QUESTION.- Monsieur le Président, c'est aujourd'hui le dernier jour de votre campagne `campagne électorale` que vous avez commencée le 30 mars. Est-ce que vous pouvez nous en dresser un premier bilan, nous faire part de vos impressions à la veille de ce premier tour ?
- LE PRESIDENT.- Bien volontiers, je termine cette campagne en Auvergne comme je le fais toujours puisque c'est ici que sont toutes mes racines. Mes quatre grands-parents sont enterrés dans le canton dans lequel nous vivons et donc toute notre tradition de famille et une tradition auvergnate. Cette campagne m'a beaucoup intéressé, beaucoup encouragé parce que j'ai vu des auditoires réfléchir, notamment je pense, hier soir à Lyon, à cette magnifique réunion la plus importante qui ait eu lieu sur-le-plan politique de toujours. Elle m'a montré que les Françaises et les Français cherchaient à comprendre quel était l'enjeu du scrutin et voulaient se prononcer en pleine connaissance de cause. Ils ont été désarçonnés par l'aspect entièrement négatif de la campagne de mes concurrents qui était une campagne faite pour détruire, pour diviser. Ils ne se sont pas laissés prendre à cette campagne et ils ont cherché de bonne foi quel est l'intérêt national de la France. C'est ainsi qu'ils vont se prononcer.\
QUESTION.- Monsieur le Président, vous avez dit pendant tout cette campagne que vous êtes le candidat de l'"espoir". Comment est-ce que concrètement vous allez pouvoir le montrer ?
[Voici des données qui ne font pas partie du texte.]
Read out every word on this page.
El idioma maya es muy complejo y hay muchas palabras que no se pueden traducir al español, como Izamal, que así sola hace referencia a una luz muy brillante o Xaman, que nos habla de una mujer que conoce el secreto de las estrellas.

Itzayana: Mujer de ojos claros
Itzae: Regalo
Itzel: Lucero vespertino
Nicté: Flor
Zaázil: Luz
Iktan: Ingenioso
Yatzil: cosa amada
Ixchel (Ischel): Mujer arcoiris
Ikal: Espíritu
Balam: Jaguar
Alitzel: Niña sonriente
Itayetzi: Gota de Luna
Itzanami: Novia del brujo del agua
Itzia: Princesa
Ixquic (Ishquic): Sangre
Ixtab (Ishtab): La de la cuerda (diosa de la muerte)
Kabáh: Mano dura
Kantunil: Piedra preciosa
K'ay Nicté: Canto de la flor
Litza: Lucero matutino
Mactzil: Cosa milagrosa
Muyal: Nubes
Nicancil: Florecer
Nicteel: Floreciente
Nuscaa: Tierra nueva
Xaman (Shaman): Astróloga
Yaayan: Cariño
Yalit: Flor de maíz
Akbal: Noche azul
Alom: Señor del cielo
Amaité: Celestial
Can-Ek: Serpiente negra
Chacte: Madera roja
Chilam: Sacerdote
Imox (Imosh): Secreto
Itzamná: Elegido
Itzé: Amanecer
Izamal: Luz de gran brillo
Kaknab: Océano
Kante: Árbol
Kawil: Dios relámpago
- LE PRESIDENT.- Je suis le candidat de l'"espoir" pour une raison tout à fait simple. Il y avait 10 candidats. On aurait pu imaginer que l'un des 9 autres, libéré des charges du pouvoir que j'ai assumées pendant les dernières années, propose des solutions d'avenir audacieuses, constructives et réalistes pour la France. Nous n'avons entendu que des critiques. Et pour ma part, j'ai expliqué le chose suivante : c'est celui qui a construit les fondations, c'est-à-dire moi-même, qui est le plus qualifié pour construire la maison. Les fondations, qu'est-ce que c'est ? Nous avons eu à faire face à une crise, vous le savez, et nous avons commencé à gagner l'indépendance énergétique de la France. C'est nous qui avons créé les conditions de cette indépendance énergétique. Nous avons fait un grand effort pour la formation professionnelle de la jeunesse, pour que les jeunes Français puissent accéder sur le marché du travail avec une formation les préparant à une vie active. Nous avons réorganisé des secteurs entiers de notre économie. Nous avons donné des chances à la puissante agriculture française. Ca, ce sont les fondations, et après les fondations, nous allons pouvoir construire les étages de la maison.
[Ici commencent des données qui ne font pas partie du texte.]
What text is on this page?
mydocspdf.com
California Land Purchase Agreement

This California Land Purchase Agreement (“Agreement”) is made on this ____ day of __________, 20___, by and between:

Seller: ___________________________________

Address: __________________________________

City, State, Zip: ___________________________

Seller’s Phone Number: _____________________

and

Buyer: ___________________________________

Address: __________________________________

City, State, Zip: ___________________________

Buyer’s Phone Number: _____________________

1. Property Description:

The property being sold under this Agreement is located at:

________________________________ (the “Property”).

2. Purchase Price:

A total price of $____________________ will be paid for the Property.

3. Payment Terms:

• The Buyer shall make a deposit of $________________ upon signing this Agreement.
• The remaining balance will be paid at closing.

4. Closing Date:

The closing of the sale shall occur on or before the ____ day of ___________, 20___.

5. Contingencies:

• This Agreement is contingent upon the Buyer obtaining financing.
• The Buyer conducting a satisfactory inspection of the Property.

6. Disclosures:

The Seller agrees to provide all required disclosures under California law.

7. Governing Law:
- Je dis, à cinq minutes de la fin, étant donné que nous avons été capables de devenir sur-le-plan militaire et sur-le-plan nucléaire une des toutes premières puissances du monde, nous sommes capables de le faire dans les autres domaines de la vie économique et sociale. Et j'apporte l'espoir c'est-à-dire ma volonté de placer la France dans le peloton de tête des grands pays du monde. Et je cite trois pays très différents : les Etats-Unis, le Japon et aussi la France.
- QUESTION.- Est-ce que sela signifie qu'au lendemain du deuxième tour `élection présidentielle`, si vous êtes réélu, vous direz aux Français : "Au travail " ?
- LE PRESIDENT.- Je dirais surtout aux Français : "Attaquons-nous au problème de l'emploi des jeunes".
- J'ai été choqué dans cette campagne `campagne électorale` de voir qu'au début on parlait de ce problème de l'emploi et sans doute parce que les autres concurrents n'avaient rien de sérieux à proposer, ils ont cessé d'en parler. Moi, je continue. Les premiers textes qui seront soumis au Parlement après l'élection présidentielle concerneront l'emploi des jeunes.\
QUESTION.- Pendant votre campagne, il a beaucoup été question de la majorité. Vous avez toujours dit que la majorité existait, qu'il n'y avait presque pas de problèmes, pourtant nous avons le sentiment qu'il y a au moins des -états d'âme. Vous avez aussi annoné que vous feriez des gestes pour ressouder cette majorité. Est-ce que vous pouvez en dire deux mots ?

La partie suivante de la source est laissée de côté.